Folklore de Nicaragua. Editorial Unión, Masaya, 1968.
Era notorio en el pueblo que Filemón Suárez había sufrido
un completo fracaso económico. En los últimos dos
años, como aparente víctima de una maldición, había venido
dando traspiés en sus negocios y empresas; pues sus
frecuentes fallas no parecían obedecer a contingencias de
ordinaria ocurrencia, sino que los golpes desafortunados
habían caído sobre él sucesiva e implacablemente, sin alternativas
de pasajeras bonanzas, hasta liquidarlo totalmente.
¡Pobre Filemón! Todo lo había perdido: sus dos fincas
de agricultura, su ganado, su hermosa casona en el
pueblo, su bien surtida tienda de abarrotes, todo. Los
acreedores, que no eran pocos, no habían tenido piedad
de él; así como tampoco la había tenido Filemón con los
deudores suyos, en sus tiempos de prosperidad. A la verdad
que la gente no se condolía de la quiebra; más bien se
alegraban; la consideraban como merecido castigo de la
ambición y avaricia, de la malevolencia de aquel hombre.
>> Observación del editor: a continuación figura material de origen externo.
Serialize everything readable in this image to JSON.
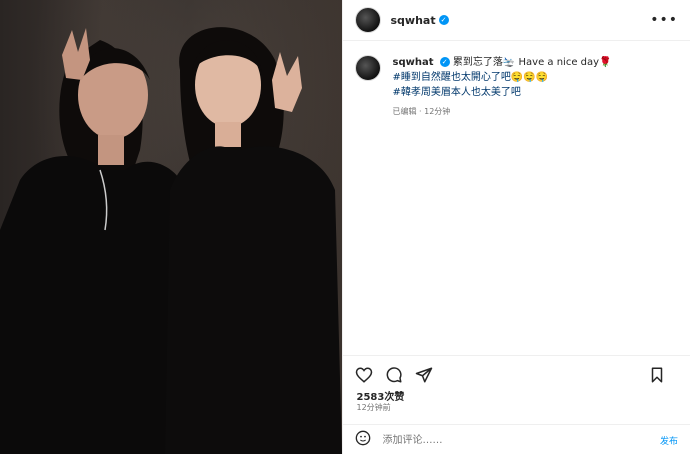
{
  "post": {
    "username": "sqwhat",
    "caption_text": "累到忘了落🛬 Have a nice day🌹",
    "hashtag1": "#睡到自然醒也太開心了吧🤤🤤🤤",
    "hashtag2": "#韓孝周美眉本人也太美了吧",
    "edited_time": "已编辑 · 12分钟",
    "likes": "2583次赞",
    "posted": "12分钟前"
  },
  "comment": {
    "placeholder": "添加评论……",
    "post_label": "发布"
  },
  "icons": {
    "header_more": "more-icon",
    "like": "heart-icon",
    "comment": "comment-icon",
    "share": "share-icon",
    "save": "bookmark-icon",
    "emoji": "emoji-icon",
    "verified": "verified-badge-icon"
  },
  "colors": {
    "accent": "#0095f6",
    "hashtag": "#00376b"
  }
}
Ahora Filemón era un cualquiera, pero sabía trabajar,
de eso no cabía duda y estaba más o menos joven, pues
frisaba en los cuarenta años; así que con inquebrantable
resolución y firmeza decidió irse a buscar trabajo de jornalero
a las haciendas del cerro.
Todo el mundo lo miró irse, con alforjas al hombro, de
caites y con aire resuelto.
Las comadres comentaron:
—¡Así terminan los malvados!
—¡Y peor que lo hemos de ver!
—¡Nadie se va de esta vida sin pagar sus pecados!
No había transcurrido una semana de la partida de Filemón,
cuando éste regresó; y por cierto, de muy distinto
talante de como se había ido. El pueblo todo se quedó
pasmado de asombro, estupefacto, no querían dar crédito
a sus ojos; creían estar alucinado; pero no, allí estaba Filemón
Suárez; ¡y había que verlo cómo regresaba!
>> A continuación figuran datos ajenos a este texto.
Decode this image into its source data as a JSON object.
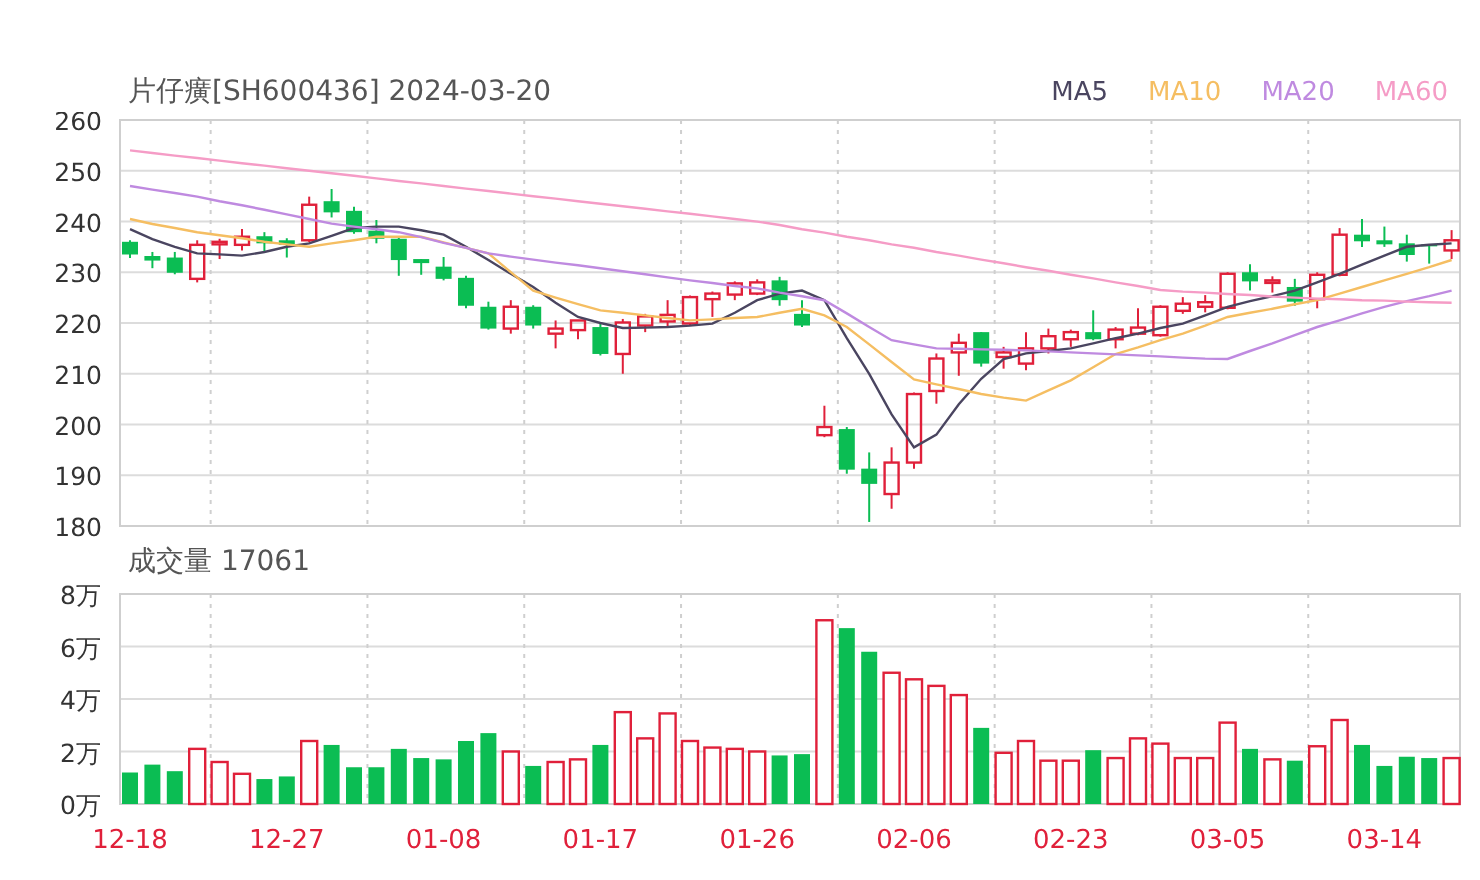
{
  "price_panel": {
    "title": "片仔癀[SH600436] 2024-03-20",
    "chart_data": {
      "type": "candlestick",
      "grid": true,
      "ylim": [
        180,
        260
      ],
      "yticks": [
        180,
        190,
        200,
        210,
        220,
        230,
        240,
        250,
        260
      ],
      "series": [
        {
          "name": "MA5",
          "type": "line",
          "color": "#4a4560",
          "values": [
            238.5,
            236.5,
            235,
            233.7,
            233.5,
            233.3,
            234,
            235,
            235.7,
            237.2,
            238.7,
            239,
            239,
            238.3,
            237.4,
            235,
            232.4,
            229.7,
            227.1,
            224,
            221.2,
            220,
            219,
            219.1,
            219.2,
            219.5,
            219.9,
            222,
            224.5,
            225.8,
            226.4,
            224.5,
            217,
            210,
            202,
            195.5,
            198,
            204,
            209,
            212.9,
            214,
            214.5,
            215,
            216,
            217,
            217.9,
            219,
            219.9,
            221.5,
            223.2,
            224.3,
            225.3,
            226.4,
            228,
            229.7,
            231.5,
            233.3,
            235,
            235.4,
            235.7
          ]
        },
        {
          "name": "MA10",
          "type": "line",
          "color": "#f5be62",
          "values": [
            240.5,
            239.5,
            238.7,
            237.9,
            237.3,
            236.7,
            236,
            235.5,
            235,
            235.7,
            236.3,
            237,
            237,
            237,
            235.9,
            234.8,
            233.7,
            230,
            226.4,
            225,
            223.7,
            222.5,
            222,
            221.5,
            221,
            220.5,
            220.7,
            221,
            221.2,
            222,
            222.8,
            221.5,
            219.2,
            215.8,
            212.3,
            208.9,
            207.9,
            207,
            206,
            205.3,
            204.7,
            206.7,
            208.7,
            211.3,
            213.9,
            215.2,
            216.6,
            217.9,
            219.5,
            221.2,
            222,
            222.8,
            223.7,
            224.5,
            225.8,
            227.1,
            228.4,
            229.7,
            231,
            232.4
          ]
        },
        {
          "name": "MA20",
          "type": "line",
          "color": "#bf8ae0",
          "values": [
            247,
            246.3,
            245.6,
            244.9,
            244,
            243.2,
            242.3,
            241.4,
            240.5,
            239.6,
            239,
            238.5,
            237.9,
            236.9,
            235.8,
            234.8,
            233.7,
            233.1,
            232.5,
            231.9,
            231.4,
            230.8,
            230.2,
            229.6,
            229,
            228.4,
            227.9,
            227.3,
            226.8,
            226,
            225.3,
            224.5,
            221.9,
            219.2,
            216.6,
            215.8,
            215,
            214.9,
            214.8,
            214.7,
            214.6,
            214.4,
            214.2,
            214,
            213.8,
            213.6,
            213.4,
            213.2,
            213,
            212.9,
            214.5,
            216,
            217.6,
            219.2,
            220.5,
            221.9,
            223.2,
            224.3,
            225.3,
            226.4
          ]
        },
        {
          "name": "MA60",
          "type": "line",
          "color": "#f59cc6",
          "values": [
            254,
            253.5,
            253,
            252.5,
            252,
            251.5,
            251,
            250.5,
            250,
            249.5,
            249,
            248.5,
            248,
            247.5,
            247,
            246.5,
            246,
            245.5,
            245,
            244.5,
            244,
            243.5,
            243,
            242.5,
            242,
            241.5,
            241,
            240.5,
            240,
            239.3,
            238.5,
            237.8,
            237,
            236.3,
            235.5,
            234.8,
            234,
            233.3,
            232.5,
            231.8,
            231,
            230.3,
            229.5,
            228.8,
            228,
            227.3,
            226.5,
            226.2,
            226,
            225.7,
            225.5,
            225.2,
            225,
            224.8,
            224.7,
            224.5,
            224.4,
            224.2,
            224.1,
            224
          ]
        }
      ],
      "ohlc": [
        [
          236,
          236.3,
          232.8,
          233.5
        ],
        [
          233.2,
          234,
          230.8,
          232.3
        ],
        [
          232.9,
          234,
          229.6,
          229.9
        ],
        [
          228.7,
          236.3,
          228,
          235.4
        ],
        [
          235.5,
          236.6,
          232.6,
          236
        ],
        [
          235.4,
          238.5,
          234.3,
          237
        ],
        [
          237.1,
          237.9,
          234,
          235.7
        ],
        [
          236.3,
          236.7,
          232.9,
          235.4
        ],
        [
          236.3,
          244.9,
          235.9,
          243.3
        ],
        [
          244,
          246.4,
          240.8,
          241.8
        ],
        [
          242.1,
          242.9,
          237.6,
          237.9
        ],
        [
          238.2,
          240.3,
          235.7,
          236.6
        ],
        [
          236.6,
          237,
          229.3,
          232.4
        ],
        [
          232.6,
          232.6,
          229.5,
          231.8
        ],
        [
          231.1,
          233,
          228.4,
          228.7
        ],
        [
          228.9,
          229.3,
          222.9,
          223.4
        ],
        [
          223.2,
          224.2,
          218.7,
          218.9
        ],
        [
          218.9,
          224.5,
          217.9,
          223.2
        ],
        [
          223.2,
          223.5,
          218.9,
          219.5
        ],
        [
          217.9,
          220.5,
          215,
          218.9
        ],
        [
          218.6,
          220.5,
          216.8,
          220.5
        ],
        [
          219.2,
          219.9,
          213.6,
          213.9
        ],
        [
          213.9,
          220.8,
          210,
          220.1
        ],
        [
          219.5,
          221.8,
          218.2,
          221.3
        ],
        [
          220.3,
          224.5,
          219.2,
          221.6
        ],
        [
          219.9,
          225.4,
          219.6,
          225.1
        ],
        [
          224.7,
          226.2,
          221.2,
          225.8
        ],
        [
          225.6,
          228.2,
          224.5,
          227.8
        ],
        [
          225.8,
          228.6,
          225.5,
          228
        ],
        [
          228.4,
          229.1,
          223.4,
          224.5
        ],
        [
          221.8,
          224.5,
          219.2,
          219.5
        ],
        [
          197.9,
          203.7,
          197.5,
          199.5
        ],
        [
          199.1,
          199.5,
          190.3,
          191.1
        ],
        [
          191.3,
          194.5,
          180.8,
          188.3
        ],
        [
          186.3,
          195.5,
          183.4,
          192.5
        ],
        [
          192.5,
          206.3,
          191.3,
          206
        ],
        [
          206.6,
          214,
          204.1,
          213
        ],
        [
          214.2,
          217.9,
          209.6,
          216.1
        ],
        [
          218.2,
          218.2,
          211.4,
          212
        ],
        [
          213.3,
          215.3,
          211,
          214.2
        ],
        [
          212,
          218.2,
          210.7,
          215
        ],
        [
          215,
          218.9,
          214,
          217.4
        ],
        [
          216.8,
          218.7,
          215.3,
          218.2
        ],
        [
          218.2,
          222.5,
          216.6,
          216.8
        ],
        [
          216.8,
          219.2,
          215,
          218.7
        ],
        [
          217.9,
          222.9,
          217.6,
          219.1
        ],
        [
          217.6,
          223.5,
          217.3,
          223.2
        ],
        [
          222.4,
          225.1,
          221.8,
          223.8
        ],
        [
          223.2,
          225.5,
          222.1,
          224.1
        ],
        [
          223,
          230,
          222.7,
          229.7
        ],
        [
          230,
          231.6,
          226.4,
          228.2
        ],
        [
          227.9,
          229.2,
          226,
          228.4
        ],
        [
          227.1,
          228.7,
          223.4,
          224.2
        ],
        [
          224.7,
          230,
          222.9,
          229.5
        ],
        [
          229.5,
          238.7,
          229.2,
          237.4
        ],
        [
          237.4,
          240.5,
          235,
          236.1
        ],
        [
          236.3,
          239,
          235,
          235.5
        ],
        [
          235.7,
          237.4,
          232.1,
          233.4
        ],
        [
          235.5,
          235.5,
          231.7,
          235.3
        ],
        [
          234.3,
          238.3,
          232.6,
          236.3
        ]
      ]
    }
  },
  "volume_panel": {
    "title": "成交量 17061",
    "chart_data": {
      "type": "bar",
      "grid": true,
      "ylim": [
        0,
        8
      ],
      "yticks": [
        {
          "value": 0,
          "label": "0万"
        },
        {
          "value": 2,
          "label": "2万"
        },
        {
          "value": 4,
          "label": "4万"
        },
        {
          "value": 6,
          "label": "6万"
        },
        {
          "value": 8,
          "label": "8万"
        }
      ],
      "categories": [
        "12-18",
        null,
        null,
        null,
        null,
        null,
        null,
        "12-27",
        null,
        null,
        null,
        null,
        null,
        null,
        "01-08",
        null,
        null,
        null,
        null,
        null,
        null,
        "01-17",
        null,
        null,
        null,
        null,
        null,
        null,
        "01-26",
        null,
        null,
        null,
        null,
        null,
        null,
        "02-06",
        null,
        null,
        null,
        null,
        null,
        null,
        "02-23",
        null,
        null,
        null,
        null,
        null,
        null,
        "03-05",
        null,
        null,
        null,
        null,
        null,
        null,
        "03-14",
        null,
        null,
        null
      ],
      "values": [
        1.2,
        1.5,
        1.25,
        2.1,
        1.6,
        1.15,
        0.95,
        1.05,
        2.4,
        2.25,
        1.4,
        1.4,
        2.1,
        1.75,
        1.7,
        2.4,
        2.7,
        2.0,
        1.45,
        1.6,
        1.7,
        2.25,
        3.5,
        2.5,
        3.45,
        2.4,
        2.15,
        2.1,
        2.0,
        1.85,
        1.9,
        7.0,
        6.7,
        5.8,
        5.0,
        4.75,
        4.5,
        4.15,
        2.9,
        1.95,
        2.4,
        1.65,
        1.65,
        2.05,
        1.75,
        2.5,
        2.3,
        1.75,
        1.75,
        3.1,
        2.1,
        1.7,
        1.65,
        2.2,
        3.2,
        2.25,
        1.45,
        1.8,
        1.75,
        1.75
      ]
    }
  }
}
Efectivamente, había que verlo. Caballero en un magnífico
caballo tordillo, bien enjaezado, con un mantillón
azul marino y riendas de cuero de excelente calidad, calzando
espuelas plateadas, el que se suponía quebrado y
fracasado se paseaba desafiante por las cuatro calles del
pequeño poblado, en todas direcciones, como un flamante
cirquero, en plan de exhibición.
— ¿Se habrá sacado la lotería el gran bandido?
— ¿A quién habrá desvalijado?
— ¿Se habrá hallado alguna botija?
— ¿Le habrán dejado una buena herencia?
Estas y otras preguntas parecidas se hacían las gentes;
pues no atinaban a encontrar la razón del repentino cambio
de fortuna de su odiado coterráneo.
Pero volvió la calma a reinar en el ambiente; y el enigmático
Filemón volvió a recuperar sus propiedades rústi60
cas, su vieja casa, su ganado; compró dos haciendas más,
montó una gran tienda de abarrotes mejor que la primera.
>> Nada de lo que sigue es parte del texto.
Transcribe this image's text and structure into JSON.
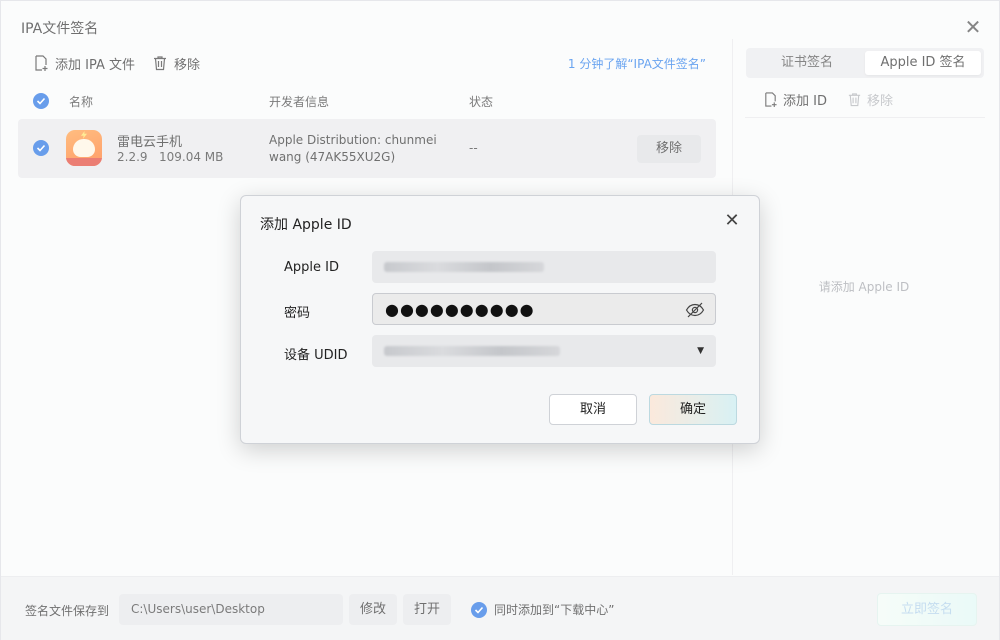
{
  "window": {
    "title": "IPA文件签名"
  },
  "toolbar": {
    "add_label": "添加 IPA 文件",
    "remove_label": "移除",
    "help_link": "1 分钟了解“IPA文件签名”"
  },
  "table": {
    "headers": {
      "name": "名称",
      "developer": "开发者信息",
      "status": "状态"
    },
    "rows": [
      {
        "app_name": "雷电云手机",
        "meta": "2.2.9   109.04 MB",
        "developer": "Apple Distribution: chunmei wang (47AK55XU2G)",
        "status": "--",
        "remove_label": "移除"
      }
    ]
  },
  "right_panel": {
    "tabs": [
      {
        "label": "证书签名"
      },
      {
        "label": "Apple ID 签名"
      }
    ],
    "add_label": "添加 ID",
    "remove_label": "移除",
    "empty_hint": "请添加 Apple ID"
  },
  "footer": {
    "save_label": "签名文件保存到",
    "path": "C:\\Users\\user\\Desktop",
    "modify_label": "修改",
    "open_label": "打开",
    "checkbox_label": "同时添加到“下载中心”",
    "sign_label": "立即签名"
  },
  "dialog": {
    "title": "添加 Apple ID",
    "apple_id_label": "Apple ID",
    "password_label": "密码",
    "password_value": "●●●●●●●●●●",
    "udid_label": "设备 UDID",
    "cancel_label": "取消",
    "ok_label": "确定"
  },
  "colors": {
    "accent": "#1769e0",
    "link": "#1a73e8"
  }
}
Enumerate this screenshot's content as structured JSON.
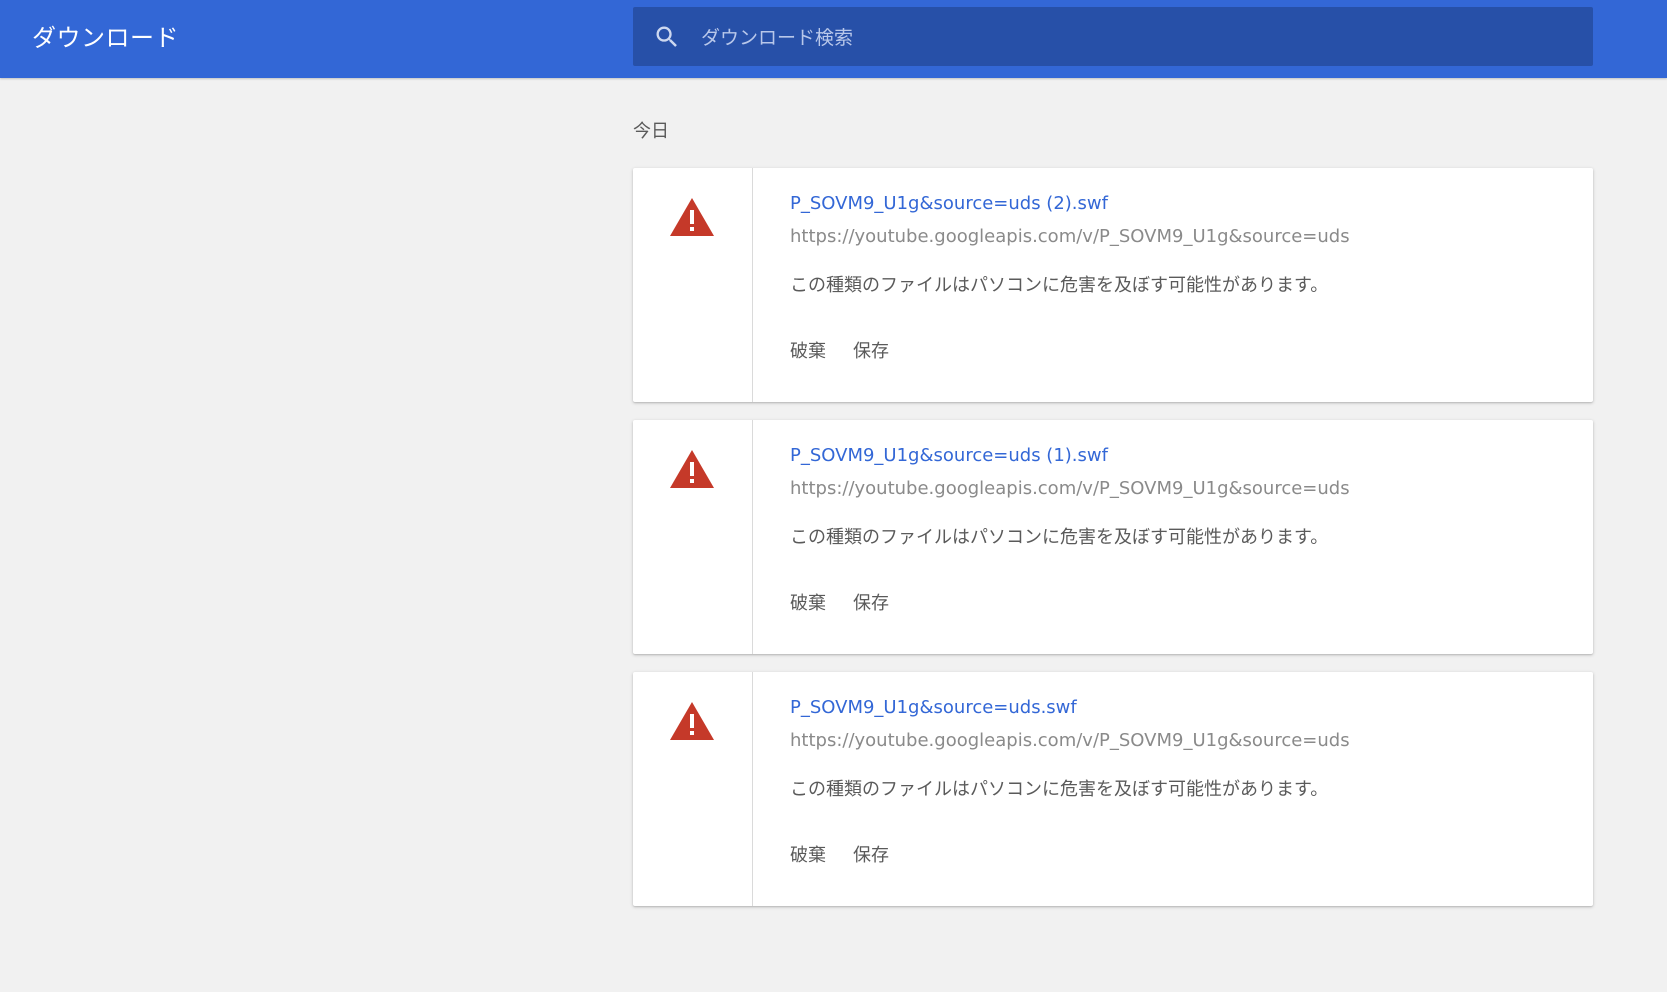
{
  "header": {
    "title": "ダウンロード",
    "search_placeholder": "ダウンロード検索",
    "search_value": "",
    "brand_color": "#3367d6"
  },
  "section": {
    "date_label": "今日"
  },
  "downloads": [
    {
      "file_name": "P_SOVM9_U1g&source=uds (2).swf",
      "url": "https://youtube.googleapis.com/v/P_SOVM9_U1g&source=uds",
      "warning": "この種類のファイルはパソコンに危害を及ぼす可能性があります。",
      "discard_label": "破棄",
      "keep_label": "保存",
      "icon": "warning-icon"
    },
    {
      "file_name": "P_SOVM9_U1g&source=uds (1).swf",
      "url": "https://youtube.googleapis.com/v/P_SOVM9_U1g&source=uds",
      "warning": "この種類のファイルはパソコンに危害を及ぼす可能性があります。",
      "discard_label": "破棄",
      "keep_label": "保存",
      "icon": "warning-icon"
    },
    {
      "file_name": "P_SOVM9_U1g&source=uds.swf",
      "url": "https://youtube.googleapis.com/v/P_SOVM9_U1g&source=uds",
      "warning": "この種類のファイルはパソコンに危害を及ぼす可能性があります。",
      "discard_label": "破棄",
      "keep_label": "保存",
      "icon": "warning-icon"
    }
  ],
  "colors": {
    "warning_red": "#c53929",
    "link_blue": "#3367d6"
  }
}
El dinero le entraba a manos llenas. La suerte había
cambiado radicalmente para él; ahora le era enteramente
favorable, todo le salía bien; si sembraba, obtenía óptimas
cosechas; si apostaba a los gallos o jugaba a los dados,
ganaba inexorablemente; si comerciaba, ganaba y ganaba,
¡Oh! ¡Como se reía de su excelente fortuna! Indiscutiblemente
que él era segura carta de triunfo en todas las
empresas.
Ante el poderío adquirido por Filemón, no tuvo más
que resignarse y no volver a murmurar; porque como decían
los viejos, ese hombre había nacido parado; y además,
él tenía y daba trabajo a todo el mundo. ¿Pero, de
dónde habría sacado tanta plata, si había quedado arruinado?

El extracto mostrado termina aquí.